Once you resolve to avail a mortgage, the immediate thing that tempests your head is choosing between fixed and floating rate of interest. It is easy to get stuck at this stage if you are not financially trained.
Usually, when news media splashes reports on banks raising housing loan interest rates in and their affect on Monthly Installments, you may take for granted that it is better to opt for fixed home loan rates. In fact, your banker may also propose you to go for the same.
Now ideally as it should be, we take for granted that once you choose fixed rate plan for yourself the rate of interest will remain unaltered for the entire period you have fixed the interest rate for irrespective of any incidental increase in the same. But in reality this is not necessarily the case.
Here we demystify the nature of fixed interest rate housing loan transaction for you so that you can make an knowledgeable decision over the subject.

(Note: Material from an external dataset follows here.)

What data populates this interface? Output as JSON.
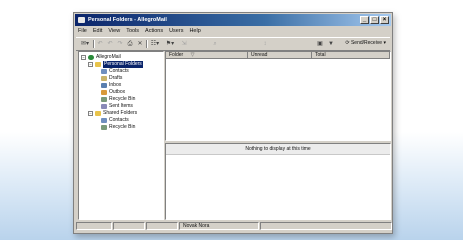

* Check the small print of a loan. The bank has the right to serve you 30 or 60-days notice that it intends to increase its rates.
* The bank’s first-year rates are binding on the bank only for that short period of 1 or 2 months. The 2nd-year home loan rates are not binding at all. Neither are the bank’s 3rd-year loan rates.
* Force Majeure Clause
So, while you read your mortgage contract, you can spot clauses like this:
“Provided further that from time to time, the bank may in its sole discretion alter the rate of interest suitably and prospectively on account of change in the internal policies or if unforeseen or extraordinary changes in the money market conditions take place during the period of the agreement.”
This is called Force Majeure Clause that enables the lender to undertake appropriate alterations in the interest rates on home loans they approve to their borrowers.
So remember to look at refinancing every couple of years so that you do not pay too much. If you select a good mortgage broker company you can save a lot of money over the life of your mortgage and in almost all cases the consultation cost is free.